Eu estava ali o tempo todo, só você não viu” (Pity canta)

Olho para o céu, por mais piegas que soe a frase, olho para o céu, totalmente azul, exceto por três moitas de algodão, por mais piegas que soe dizer que as nuvens parecem feitas de algodão, e me emociono. Porque você não está aqui, comigo.

Olho para borboleta amarela, uma borboleta muito velha, olho para o fim da vida da borboleta, voando em círculos arredor do pézinho de limão do meu singelo quintal, sem forças sobressalentes para alcançar vôos mais altos, e vejo outra borboleta branca, novinha em folha, voar ali perto, e penso sobre isso, e me emociono. Por que você não está aqui, comigo?

Sei que hoje à tarde, precisamente às cinco horas, estarei no cemitério, próximo do túmulo aberto, a enterrar alguém que significou algo, representou modelo a ser seguido, foi uma Dama com caixa alta no D. Criou bem os filhos, educou os netos, é pessoa querida da avó Auristela. Há poucos dias passando ao lado da entrada da minúscula cidade de Paraguaçu, dizia a quem estava ao meu lado das quantas vezes Dona Dolores e o marido (muito mais importante), saíram de São Bento do Sul aos domingos, passando por Itaiópolis, pegar meus avós, para irem comer pirogue no único restaurante, típico, estabelecido num casarão muito antigo, lá no que mais se parece um “vilarejo”.

Minha avó, do velório, não ficará para o enterro, e eu, primas e tios, estaremos lá até o último minuto para representá-la de alguma forma. Em sinal de respeito, exatamente como os filhos dela farão, quando minha avó, esta igualmente Dama, se for. E pensando nisso tudo, me emociono. Porque você não está aqui, comigo.

Você não estar aqui comigo é certamente a prova que enfrento, neste dia lindo, e a cada outono, inverno, primavera, e todo ano, no verão inteiro, no exercício de me tornar uma pessoa melhor, por minha própria conta e risco, sem você, repito, aqui comigo, para me ensinar a ser. E porque não estou contigo, da mesma maneira, é que sei, do teu enfrentamento diário, no mesmo sentido. Você, que é ou não é meu amigo, que de outra janela olha o céu, e se emociona.

Somos companhias invisíveis, uns dos outros, no mais das vezes.

Lembrei de ti agora, Madô Martins, e do teu texto todo “Azul”, publicado na revista eletrônica RUBEM, no qual comento:

Gostei muito do povo junto, assim reunido, Madô. E do tom.

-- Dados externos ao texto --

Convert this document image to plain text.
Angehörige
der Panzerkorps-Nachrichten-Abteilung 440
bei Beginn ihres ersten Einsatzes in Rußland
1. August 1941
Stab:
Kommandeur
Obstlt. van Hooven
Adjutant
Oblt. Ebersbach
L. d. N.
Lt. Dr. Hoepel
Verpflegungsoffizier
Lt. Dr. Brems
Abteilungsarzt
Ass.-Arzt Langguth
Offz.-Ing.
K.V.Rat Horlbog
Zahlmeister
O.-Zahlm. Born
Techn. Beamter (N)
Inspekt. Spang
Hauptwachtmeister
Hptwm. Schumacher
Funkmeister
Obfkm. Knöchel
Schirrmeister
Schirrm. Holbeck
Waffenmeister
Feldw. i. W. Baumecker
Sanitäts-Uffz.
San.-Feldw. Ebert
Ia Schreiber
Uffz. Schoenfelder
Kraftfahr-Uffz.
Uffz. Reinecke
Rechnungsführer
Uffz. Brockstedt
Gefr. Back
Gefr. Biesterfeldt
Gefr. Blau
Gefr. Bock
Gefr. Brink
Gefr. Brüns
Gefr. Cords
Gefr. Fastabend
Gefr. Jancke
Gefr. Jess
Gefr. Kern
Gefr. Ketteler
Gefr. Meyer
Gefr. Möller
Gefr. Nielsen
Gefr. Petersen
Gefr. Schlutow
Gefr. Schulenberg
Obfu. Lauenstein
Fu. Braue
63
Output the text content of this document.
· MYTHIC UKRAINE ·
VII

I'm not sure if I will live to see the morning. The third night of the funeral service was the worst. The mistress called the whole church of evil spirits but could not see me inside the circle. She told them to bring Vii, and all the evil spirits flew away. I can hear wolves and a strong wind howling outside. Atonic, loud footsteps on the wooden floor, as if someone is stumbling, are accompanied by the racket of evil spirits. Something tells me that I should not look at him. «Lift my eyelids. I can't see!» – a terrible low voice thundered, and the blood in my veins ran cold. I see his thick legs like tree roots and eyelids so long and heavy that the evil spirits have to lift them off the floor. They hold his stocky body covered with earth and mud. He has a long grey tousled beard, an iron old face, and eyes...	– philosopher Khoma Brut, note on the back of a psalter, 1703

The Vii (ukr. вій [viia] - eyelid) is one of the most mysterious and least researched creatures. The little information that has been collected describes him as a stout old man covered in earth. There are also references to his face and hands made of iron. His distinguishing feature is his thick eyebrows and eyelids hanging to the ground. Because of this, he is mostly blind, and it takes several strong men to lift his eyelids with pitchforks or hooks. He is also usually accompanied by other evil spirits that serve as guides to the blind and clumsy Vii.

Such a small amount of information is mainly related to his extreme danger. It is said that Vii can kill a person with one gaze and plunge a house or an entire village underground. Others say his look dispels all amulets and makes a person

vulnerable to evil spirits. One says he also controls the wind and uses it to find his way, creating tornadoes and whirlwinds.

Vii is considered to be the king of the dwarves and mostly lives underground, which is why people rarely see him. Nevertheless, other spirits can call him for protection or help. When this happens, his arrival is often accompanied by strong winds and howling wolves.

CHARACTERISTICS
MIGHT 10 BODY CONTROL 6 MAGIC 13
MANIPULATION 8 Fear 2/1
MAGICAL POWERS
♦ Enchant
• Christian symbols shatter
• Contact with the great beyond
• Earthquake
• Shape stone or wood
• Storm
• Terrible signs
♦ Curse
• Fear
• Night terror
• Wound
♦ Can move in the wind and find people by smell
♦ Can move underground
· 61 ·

E do plúmbeo.
Que presente procurar a película de cores e ficar ali, olhando, olhando, olhando… Nem vendo, mas olhando, para tudo aquilo que não se vê. Porque está lá adiante, escondidinho, na moita da cor.

Eu gosto de ver as pessoas reunidas arredor de um túmulo, num domingo de céu essencialmente azul, com um ventinho fresco carregando pequenas nuvens brancas. Por mais tolo que soe. A cena é, quase sempre, o fim de toda tensão. O fim de uma vida metade feliz, metade infeliz, como todas, por mais que queiramos nos iludir em contrário.